Быть причиной чьей-то свободы – большое счастье, может быть, самое большое:
Я стал доступен утешенью;
За что на Бога мне роптать,
Когда хоть одному творенью
Я мог свободу даровать!
Пушкинская «Птичка».
Ласточка, бабочка, крылатая или глубоководная малютка-жизнь Тарковского, которая может ускользнуть, уплыть, упорхнуть, едва пожелает, и никому ничем не обязана – гостья звезда и царственная гостья душа, покидающая больничную девочку, – никто ее не удержит, и вообще никто ничего не удержит, и поэтому
‹…› в державной короне
Драгоценней звезда нищеты.
Францисканская вежливость («Пожалуйста, не улетай, О госпожа моя, в Китай…») или дальневосточное чурание насилия есть в том, как Тарковский обходится с вещами, тварями, словами, формами. В интонациях его чтения слышна причеть мусоргского юродивого.
Летайте, ласточки, но в клювы не берите
Ни пилки, ни сверла…
Причеть и «песенка», напоминающая верленовскую chanson grise[262], полюбленную еще Мандельштамом:
Я не знаю, с каких пор
Эта песенка началась, —
самые родные Тарковскому жанры. Здесь, в легком переменном ритме его слово как рыба в воде:
Я так давно родился,
Что слышу иногда,
Как надо мной проходит
Студеная вода.
А я лежу на дне речном…
Повторю: не только темы и смыслы Тарковского были так поразительны и одиноки среди «литературного процесса» тех времен – не только и не столько. Сама материя его стиха, сама его стихотворная ткань: его легкие, как будто залетейские хореи и ямбы, его легкие, как будто элементарные, а на самом деле многомерные рифмы («фонарь – словарь», причем и то, и другое в связи с кустом шиповника, а с «шиповником» при этом зарифмован «письмовник»), его легкие уподобления, которые летят, как перекати-поле… и особенно – его обращение со значением, его семантическая техника, отпускающая смысл из клетки «предметного содержания» – «в пространство мировое, шаровое». Тот чудесный смысл, в котором толку мало, одна чепуха («учит Музу чепухе»), смысл, летящий навстречу абсурду, к какой-то домузыкальной музыке, которой кончается членораздельный звук, вроде жужжания шмеля или воркования голубя.
Три великие тени XX столетия осеняют стих Тарковского: Велимир Хлебников, Осип Мандельштам, Анна Ахматова.
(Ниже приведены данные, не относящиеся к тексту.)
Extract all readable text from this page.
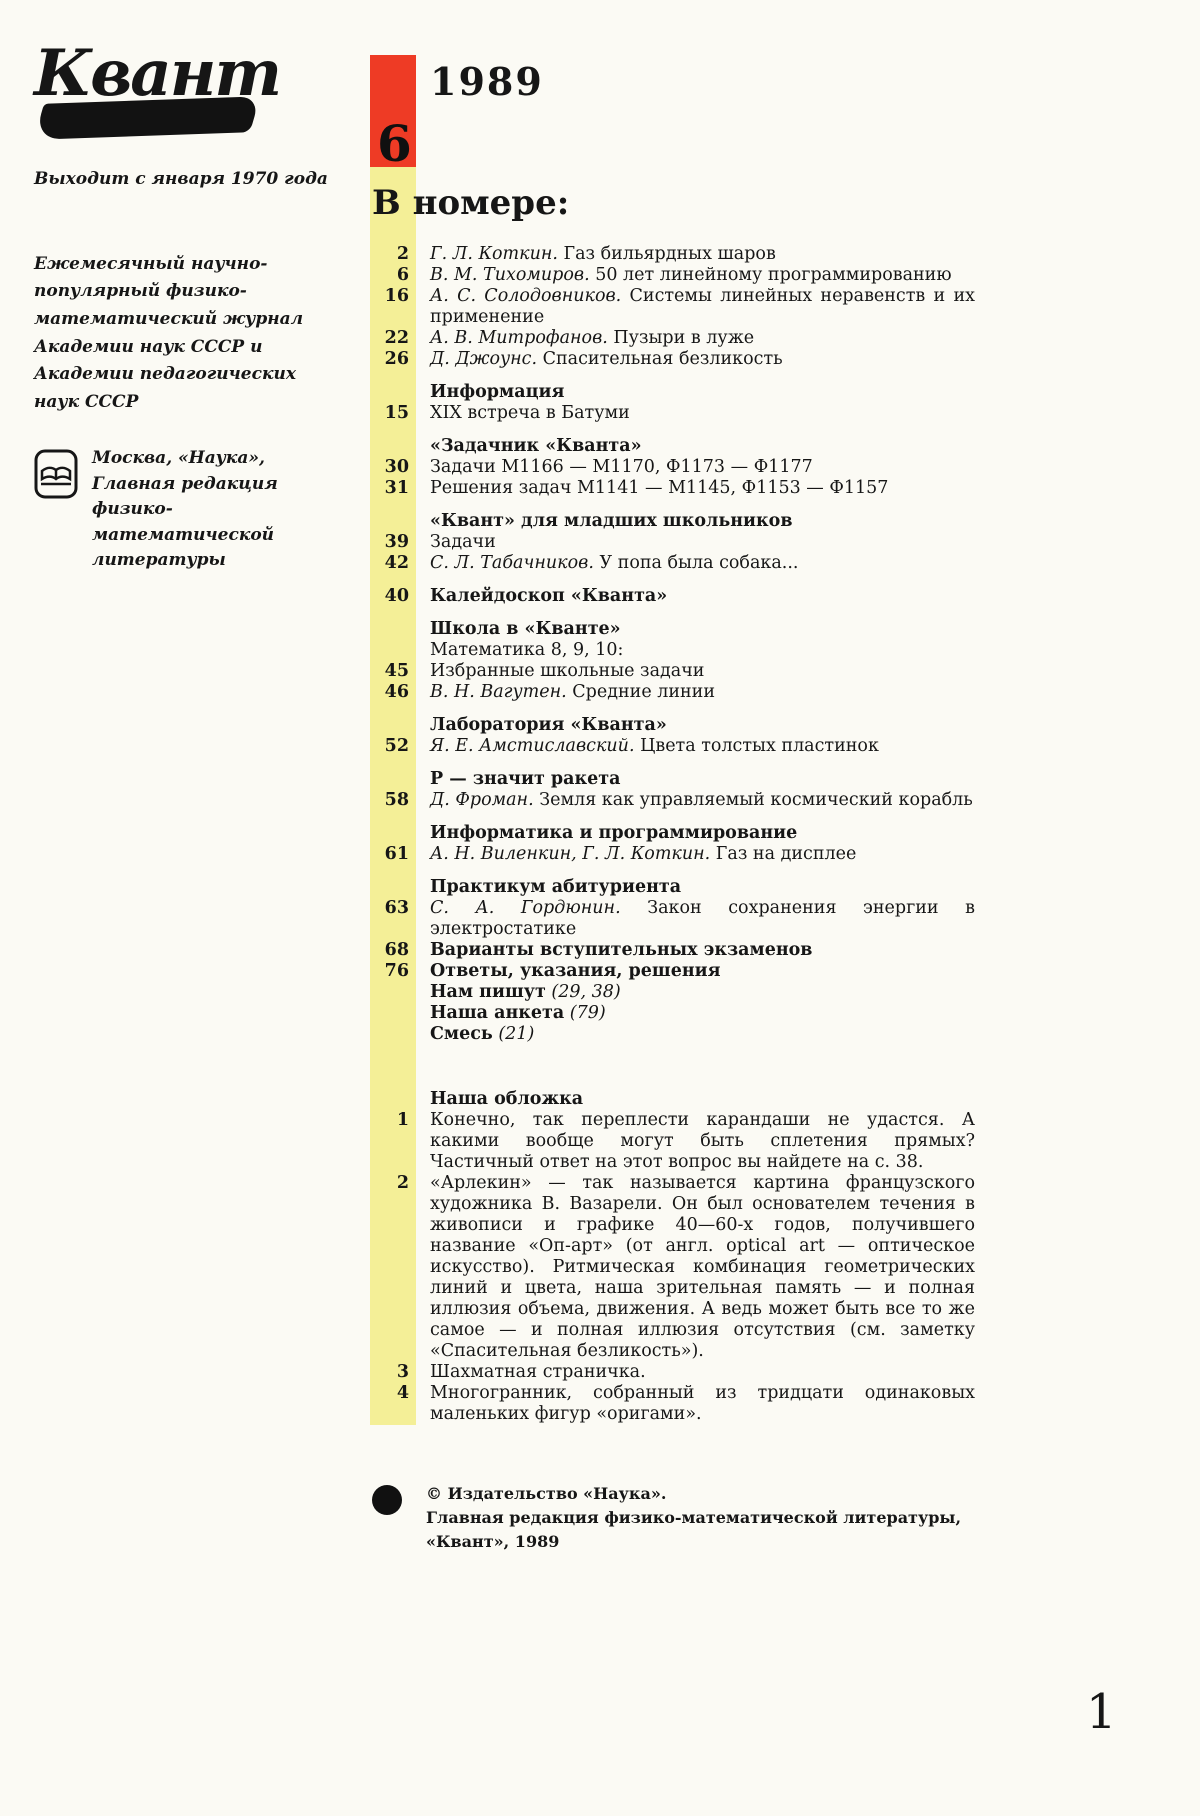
Квант
Выходит с января 1970 года
Ежемесячный научно-популярный физико-математический журнал Академии наук СССР и Академии педагогических наук СССР
Москва, «Наука», Главная редакция физико-математической литературы
6
1989
В номере:
2	Г. Л. Коткин. Газ бильярдных шаров
6	В. М. Тихомиров. 50 лет линейному программированию
16	А. С. Солодовников. Системы линейных неравенств и их применение
22	А. В. Митрофанов. Пузыри в луже
26	Д. Джоунс. Спасительная безликость
Информация
15	XIX встреча в Батуми
«Задачник «Кванта»
30	Задачи М1166 — М1170, Ф1173 — Ф1177
31	Решения задач М1141 — М1145, Ф1153 — Ф1157
«Квант» для младших школьников
39	Задачи
42	С. Л. Табачников. У попа была собака...
40	Калейдоскоп «Кванта»
Школа в «Кванте»
Математика 8, 9, 10:
45	Избранные школьные задачи
46	В. Н. Вагутен. Средние линии
Лаборатория «Кванта»
52	Я. Е. Амстиславский. Цвета толстых пластинок
Р — значит ракета
58	Д. Фроман. Земля как управляемый космический корабль
Информатика и программирование
61	А. Н. Виленкин, Г. Л. Коткин. Газ на дисплее
Практикум абитуриента
63	С. А. Гордюнин. Закон сохранения энергии в электростатике
68	Варианты вступительных экзаменов
76	Ответы, указания, решения
Нам пишут (29, 38)
Наша анкета (79)
Смесь (21)
Наша обложка
1	Конечно, так переплести карандаши не удастся. А какими вообще могут быть сплетения прямых? Частичный ответ на этот вопрос вы найдете на с. 38.
2	«Арлекин» — так называется картина французского художника В. Вазарели. Он был основателем течения в живописи и графике 40—60-х годов, получившего название «Оп-арт» (от англ. optical art — оптическое искусство). Ритмическая комбинация геометрических линий и цвета, наша зрительная память — и полная иллюзия объема, движения. А ведь может быть все то же самое — и полная иллюзия отсутствия (см. заметку «Спасительная безликость»).
3	Шахматная страничка.
4	Многогранник, собранный из тридцати одинаковых маленьких фигур «оригами».
© Издательство «Наука».
Главная редакция физико-математической литературы, «Квант», 1989
1
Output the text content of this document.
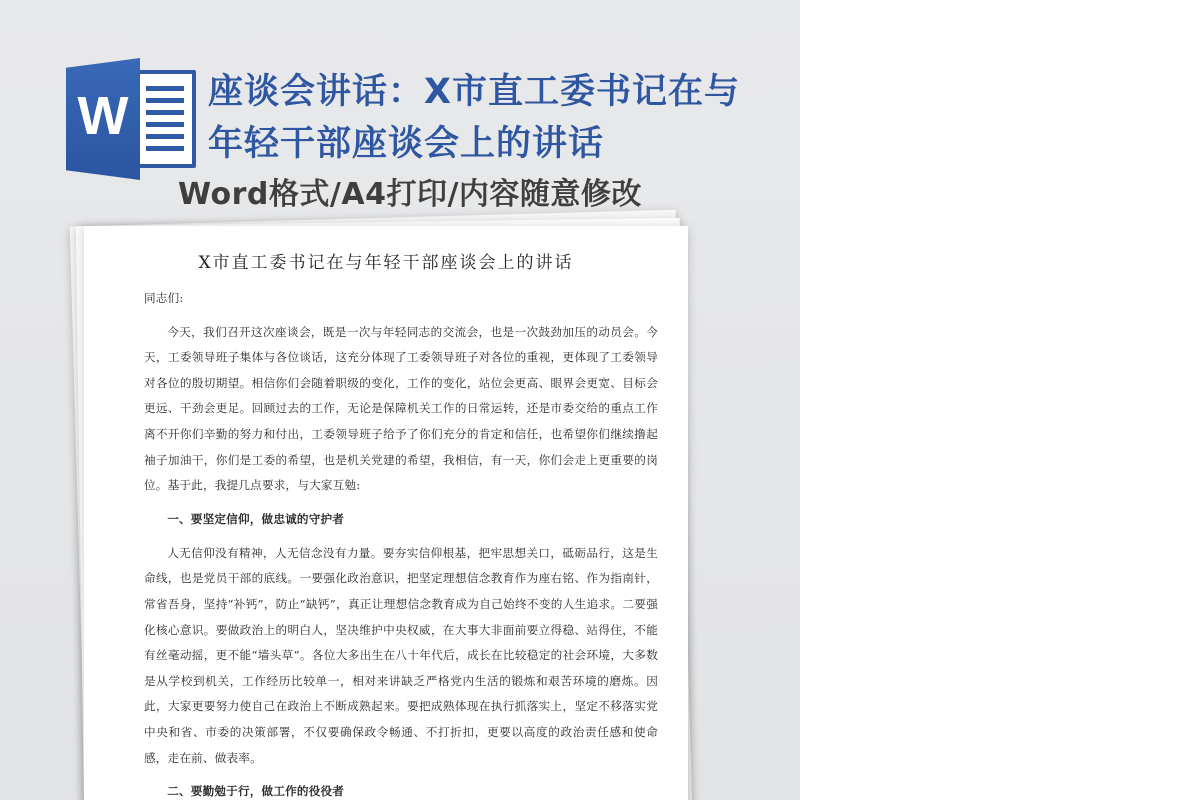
W	座谈会讲话：X市直工委书记在与
年轻干部座谈会上的讲话
Word格式/A4打印/内容随意修改
X市直工委书记在与年轻干部座谈会上的讲话

同志们:

今天，我们召开这次座谈会，既是一次与年轻同志的交流会，也是一次鼓劲加压的动员会。今天，工委领导班子集体与各位谈话，这充分体现了工委领导班子对各位的重视，更体现了工委领导对各位的殷切期望。相信你们会随着职级的变化，工作的变化，站位会更高、眼界会更宽、目标会更远、干劲会更足。回顾过去的工作，无论是保障机关工作的日常运转，还是市委交给的重点工作离不开你们辛勤的努力和付出，工委领导班子给予了你们充分的肯定和信任，也希望你们继续撸起袖子加油干，你们是工委的希望，也是机关党建的希望，我相信，有一天，你们会走上更重要的岗位。基于此，我提几点要求，与大家互勉:

一、要坚定信仰，做忠诚的守护者

人无信仰没有精神，人无信念没有力量。要夯实信仰根基，把牢思想关口，砥砺品行，这是生命线，也是党员干部的底线。一要强化政治意识，把坚定理想信念教育作为座右铭、作为指南针，常省吾身，坚持“补钙”，防止“缺钙”，真正让理想信念教育成为自己始终不变的人生追求。二要强化核心意识。要做政治上的明白人，坚决维护中央权威，在大事大非面前要立得稳、站得住，不能有丝毫动摇，更不能“墙头草”。各位大多出生在八十年代后，成长在比较稳定的社会环境，大多数是从学校到机关，工作经历比较单一，相对来讲缺乏严格党内生活的锻炼和艰苦环境的磨炼。因此，大家更要努力使自己在政治上不断成熟起来。要把成熟体现在执行抓落实上，坚定不移落实党中央和省、市委的决策部署，不仅要确保政令畅通、不打折扣，更要以高度的政治责任感和使命感，走在前、做表率。

二、要勤勉于行，做工作的役役者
Всего роднее ему, вероятно, Хлебников, гость и нищий больше, чем кто-нибудь в русской поэзии. Мандельштам – спутник Тарковского в опасных путешествиях на край сознания: в полубред болезни и раннего детства, в полусон предсмертья, где являются какие-то веялки, спицы, осколки:
И веялку приносят
И ставят на площадку
И крутят рукоятку…
Ахматовский тон мы встречаем в величавых элегиях Тарковского, написанных белым ямбом. Этот его жанр я люблю меньше других. Здесь его голос, детский и бедный, испуганный и доверчивый, становится отстраненным и театральным.
Я человек. Я посредине мира…
Звучит монолог героя лирической трагедии (как в пушкинском «Вновь я посетил», как в ахматовских «Северных элегиях») – но где же герой?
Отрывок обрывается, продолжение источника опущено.